(Tak Sanggup) Camping di Tateyama – Bagian 1

Tateyama Kurobe Alpine Route mungkin lebih banyak dikenal di kalangan para wisatawan karena pemandangan snow corridor-nya yang cakep itu. Saya pun termasuk salah satu di antara yang “terjebak” rela merogoh kocek dalam-dalam untuk mengunjunginya di musim dingin. Tapi setelah beberapa tahun tinggal di Jepang, dan menyadari kalau saya tak begitu kuat menghadapi cuaca dingin, akhirnya musim favorit saya jatuh pada musim gugur. Suhu udara biasanya lebih adem karena sudah lewat musim panas, tapi tak terlalu dingin juga. Daun-daun yang warna-warni sebelum rontok di musim gugur ini menurut saya punya daya tarik tersendiri.
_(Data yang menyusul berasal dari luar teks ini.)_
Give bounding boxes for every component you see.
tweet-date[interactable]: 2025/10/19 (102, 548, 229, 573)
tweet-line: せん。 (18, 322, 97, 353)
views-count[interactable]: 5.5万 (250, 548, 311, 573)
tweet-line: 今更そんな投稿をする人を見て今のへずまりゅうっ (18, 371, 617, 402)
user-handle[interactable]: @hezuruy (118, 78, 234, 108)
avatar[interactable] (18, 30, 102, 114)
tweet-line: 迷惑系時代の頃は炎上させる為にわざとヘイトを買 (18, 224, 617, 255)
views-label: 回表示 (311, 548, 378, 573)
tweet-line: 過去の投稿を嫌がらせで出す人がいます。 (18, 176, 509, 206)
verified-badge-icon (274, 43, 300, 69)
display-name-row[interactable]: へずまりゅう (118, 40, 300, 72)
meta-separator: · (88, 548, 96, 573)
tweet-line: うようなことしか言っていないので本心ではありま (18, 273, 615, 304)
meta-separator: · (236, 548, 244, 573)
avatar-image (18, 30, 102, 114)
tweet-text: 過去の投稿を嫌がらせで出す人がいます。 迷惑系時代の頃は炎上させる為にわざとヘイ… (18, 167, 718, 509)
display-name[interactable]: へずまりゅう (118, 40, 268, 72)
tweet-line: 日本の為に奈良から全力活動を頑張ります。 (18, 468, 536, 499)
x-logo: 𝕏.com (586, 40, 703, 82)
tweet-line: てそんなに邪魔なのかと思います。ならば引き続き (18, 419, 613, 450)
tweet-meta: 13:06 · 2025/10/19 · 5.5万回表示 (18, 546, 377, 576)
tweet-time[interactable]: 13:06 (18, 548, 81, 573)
Snow corridor of Tateyama Kurobe Alpine Route
Snow corridor yang tersohor itu! 🤩

Baca juga:  Perjuangan Mengunjungi Koridor Salju di Tateyama

Setelah mengunjungi snow corridor-nya sekitar tujuh tahun lalu, saya jadi tahu kalau pemandangan musim gugur Tateyama Kurobe Alpine Route juga cakep banget gara-gara poster pemandangan  di sepanjang musim yang dipajang di sana. Tapi seperti biasa, cita-cita ini baru kesampaian beberapa tahun kemudian. Maklumlah, saya harus mengumpulkan modal dan mengatur waktu yang pas dengan jadwal kerja 😅

Poster2 model begini ni yang bikin mupeng pengen ke Tateyama teruuus

Mengingat ongkos di sepanjang Tateyama Kurobe Alpine Route ini amat sangat mahal bagi tukang jalan dengan budget terbatas seperti saya, maka biaya perjalanan harus ditekan sebisa mungkin dengan sedikit mengorbankan kemampuan fisik yang sesungguhnya sudah tak muda lagi 😁 Daripada menumpang kereta cepat shinkansen yang mahhhal itu, saya memutuskan untuk naik bus malam dari Tokyo sampai ke Toyama. Selain ongkosnya lebih murah, waktu perjalanan pun bisa dihemat. Jadi, tak perlu mengambil libur banyak. Apalagi waktu itu saya pergi bersama dua teman yang salah satunya adalah salarywoman (sebut saja namanya Afwa 😁). Para pekerja di Jepang sini secara umum lumayan “susah” untuk ambil cuti.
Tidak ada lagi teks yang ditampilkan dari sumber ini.